Intelligent and temperamental

Photo © MacKenzie Clark “He has a lot of character and in the stable he is very grouchy,” Rodrigo Pessoa tells. Photo © MacKenzie Clark.

“As he is very careful and has so much power, we have taken the two last years to develop him quietly,” Pessoa tells. “However, when you have such a good horse it’s hard to go slow – but luckily his owners have been patient with him. At home, he does not jump a lot, we just focus on keeping his mind good, and make sure that he is fit and healthy – he does not need to practice his jumping much."

“While he has so much quality, the best thing about him is his intelligence. He understands everything that you ask of him. He is a little bit neurotic though, and he has a lot of temperament – as well as endless blood, which comes from his Heartbreaker mother-line,” Pessoa continues.

The best thing about him is his intelligence

“He has a lot of character and in the stable he is very grouchy,” Pessoa laughs. “He is not friendly at all – unless you bring a carrot with you. When I ride him, he’s kind of nonchalant – he is like ‘OMG, do we have to do this?’ – because he is so good at what he does. But, when he goes to the show, I really need to keep him in check – he becomes very temperamental and puts himself in a lot of stress because he wants to jump. But, when I finish the course, I can drop the reins and he’s like a puppy.”

Huge potential

Photo © MacKenzie Clark "Hopefully, 2023 will be the first of many good years to come,” Rodrigo Pessoa says about Major Tom's future. Photo © MacKenzie Clark.

Huge potential

“Last year, when he was nine, I did a little bit more with him – in August he did his first five-star Grand Prix in Dinard. Then he did London, Toronto and Washington, and in those Grand Prix classes he had one down. Toronto and Washington were his first indoor shows, it was a lot of atmosphere and public – which he had not experienced before. He made some little mistakes, but I really felt that he has huge potential.”

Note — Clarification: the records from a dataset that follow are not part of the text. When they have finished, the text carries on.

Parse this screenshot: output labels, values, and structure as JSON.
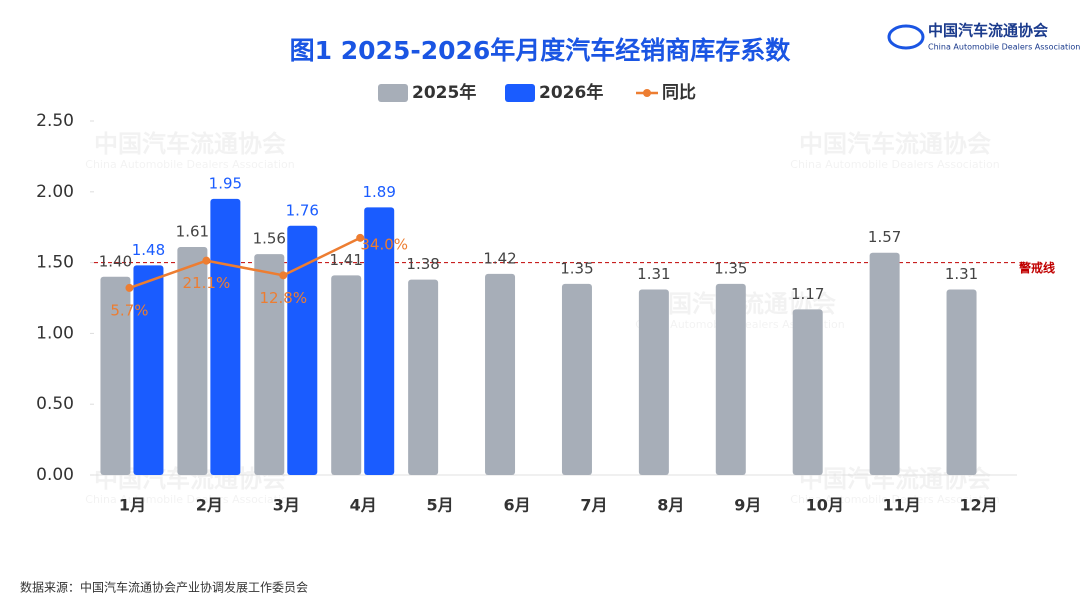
{
  "chart_data": {
    "type": "bar",
    "title": "图1  2025-2026年月度汽车经销商库存系数",
    "logo": {
      "name": "中国汽车流通协会",
      "subtitle": "China Automobile Dealers Association"
    },
    "source": "数据来源：中国汽车流通协会产业协调发展工作委员会",
    "categories": [
      "1月",
      "2月",
      "3月",
      "4月",
      "5月",
      "6月",
      "7月",
      "8月",
      "9月",
      "10月",
      "11月",
      "12月"
    ],
    "series": [
      {
        "name": "2025年",
        "type": "bar",
        "color": "#a7aeb8",
        "values": [
          1.4,
          1.61,
          1.56,
          1.41,
          1.38,
          1.42,
          1.35,
          1.31,
          1.35,
          1.17,
          1.57,
          1.31
        ],
        "value_labels": [
          "1.40",
          "1.61",
          "1.56",
          "1.41",
          "1.38",
          "1.42",
          "1.35",
          "1.31",
          "1.35",
          "1.17",
          "1.57",
          "1.31"
        ]
      },
      {
        "name": "2026年",
        "type": "bar",
        "color": "#1a5cff",
        "values": [
          1.48,
          1.95,
          1.76,
          1.89,
          null,
          null,
          null,
          null,
          null,
          null,
          null,
          null
        ]
      },
      {
        "name": "同比",
        "type": "line",
        "axis": "y2",
        "color": "#ed7d31",
        "values": [
          5.7,
          21.1,
          12.8,
          34.0,
          null,
          null,
          null,
          null,
          null,
          null,
          null,
          null
        ],
        "value_labels": [
          "5.7%",
          "21.1%",
          "12.8%",
          "34.0%",
          null,
          null,
          null,
          null,
          null,
          null,
          null,
          null
        ]
      }
    ],
    "ylim": [
      0,
      2.5
    ],
    "yticks": [
      {
        "value": 0,
        "label": "0.00"
      },
      {
        "value": 0.5,
        "label": "0.50"
      },
      {
        "value": 1,
        "label": "1.00"
      },
      {
        "value": 1.5,
        "label": "1.50"
      },
      {
        "value": 2,
        "label": "2.00"
      },
      {
        "value": 2.5,
        "label": "2.50"
      }
    ],
    "y2lim": [
      -100,
      100
    ],
    "threshold": {
      "value": 1.5,
      "label": "警戒线",
      "color": "#c00000"
    },
    "grid": false,
    "legend": "top"
  }
}
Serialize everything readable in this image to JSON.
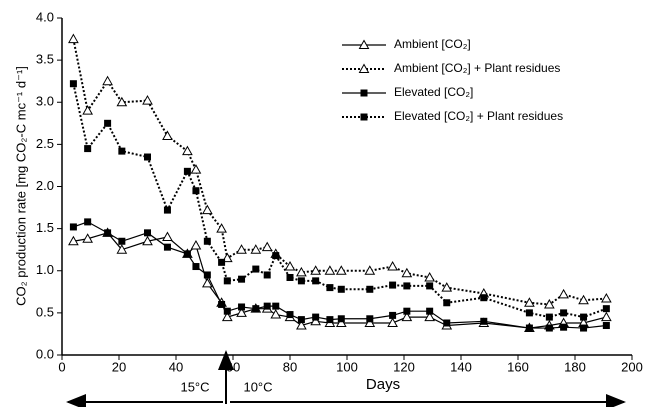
{
  "chart_data": {
    "type": "line",
    "y_label": "CO₂ production rate [mg CO₂-C mc⁻¹ d⁻¹]",
    "x_label": "Days",
    "annotations": [
      "15°C",
      "10°C"
    ],
    "x": [
      4,
      9,
      16,
      21,
      30,
      37,
      44,
      47,
      51,
      56,
      58,
      63,
      68,
      72,
      75,
      80,
      84,
      89,
      94,
      98,
      108,
      116,
      121,
      129,
      135,
      148,
      164,
      171,
      176,
      183,
      191
    ],
    "series": [
      {
        "name": "Ambient [CO₂]",
        "color": "#000000",
        "marker": "triangle",
        "dash": "solid",
        "values": [
          1.35,
          1.38,
          1.45,
          1.25,
          1.35,
          1.4,
          1.2,
          1.3,
          0.85,
          0.62,
          0.45,
          0.5,
          0.55,
          0.55,
          0.48,
          0.45,
          0.35,
          0.4,
          0.38,
          0.38,
          0.38,
          0.38,
          0.45,
          0.45,
          0.35,
          0.38,
          0.32,
          0.35,
          0.38,
          0.38,
          0.45
        ]
      },
      {
        "name": "Ambient [CO₂] + Plant residues",
        "color": "#000000",
        "marker": "triangle",
        "dash": "dotted",
        "values": [
          3.75,
          2.9,
          3.25,
          3.0,
          3.02,
          2.6,
          2.42,
          2.2,
          1.72,
          1.5,
          1.15,
          1.25,
          1.25,
          1.28,
          1.2,
          1.05,
          0.98,
          1.0,
          1.0,
          1.0,
          1.0,
          1.05,
          0.97,
          0.92,
          0.8,
          0.73,
          0.62,
          0.6,
          0.72,
          0.65,
          0.67
        ]
      },
      {
        "name": "Elevated [CO₂]",
        "color": "#000000",
        "marker": "square",
        "dash": "solid",
        "values": [
          1.52,
          1.58,
          1.45,
          1.35,
          1.45,
          1.28,
          1.2,
          1.05,
          0.95,
          0.6,
          0.52,
          0.57,
          0.55,
          0.58,
          0.58,
          0.48,
          0.42,
          0.45,
          0.42,
          0.43,
          0.43,
          0.47,
          0.52,
          0.52,
          0.38,
          0.4,
          0.32,
          0.32,
          0.33,
          0.32,
          0.35
        ]
      },
      {
        "name": "Elevated [CO₂] + Plant residues",
        "color": "#000000",
        "marker": "square",
        "dash": "dotted",
        "values": [
          3.22,
          2.45,
          2.75,
          2.42,
          2.35,
          1.72,
          2.18,
          1.95,
          1.35,
          1.1,
          0.88,
          0.9,
          1.02,
          0.95,
          1.18,
          0.92,
          0.88,
          0.88,
          0.8,
          0.78,
          0.78,
          0.83,
          0.82,
          0.82,
          0.62,
          0.68,
          0.5,
          0.45,
          0.5,
          0.45,
          0.55
        ]
      }
    ],
    "xlim": [
      0,
      200
    ],
    "xticks": [
      0,
      20,
      40,
      60,
      80,
      100,
      120,
      140,
      160,
      180,
      200
    ],
    "ylim": [
      0,
      4
    ],
    "yticks": [
      {
        "value": 0,
        "label": "0.0"
      },
      0.5,
      {
        "value": 1,
        "label": "1.0"
      },
      1.5,
      {
        "value": 2,
        "label": "2.0"
      },
      2.5,
      {
        "value": 3,
        "label": "3.0"
      },
      3.5,
      {
        "value": 4,
        "label": "4.0"
      }
    ],
    "legend": "upper right",
    "grid": false
  }
}
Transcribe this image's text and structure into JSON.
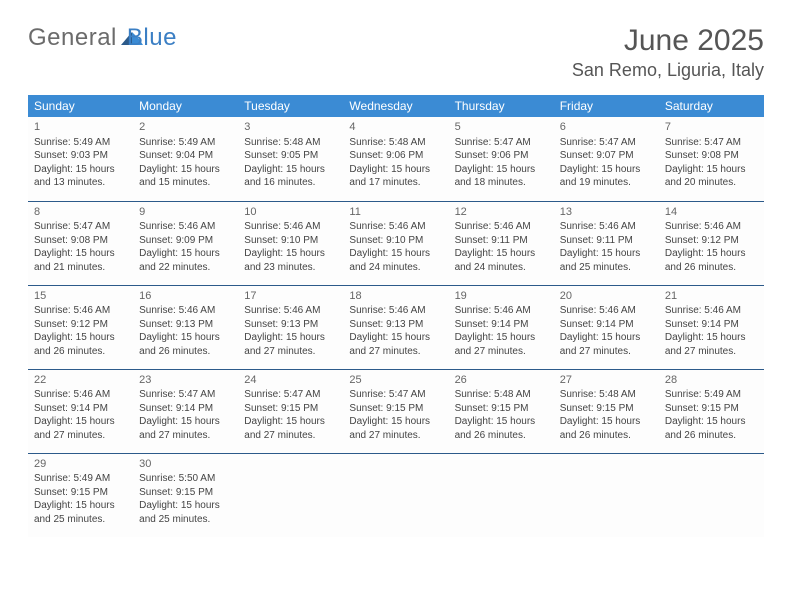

I think Major Tom is a horse that we definitely would aim towards Paris

“I think Major Tom is a horse that we definitely would aim towards Paris,” Pessoa says. “This year will be a big year for him, because Brazil has to qualify – either at the PanAm Games or at the Nations Cup Final. We will start him up slow this year and build up towards these important events this summer.”

“I believe we did everything right with him when choosing to go slow, and that he is now ready to go. Hopefully, 2023 will be the first of many good years to come,” Pessoa concludes.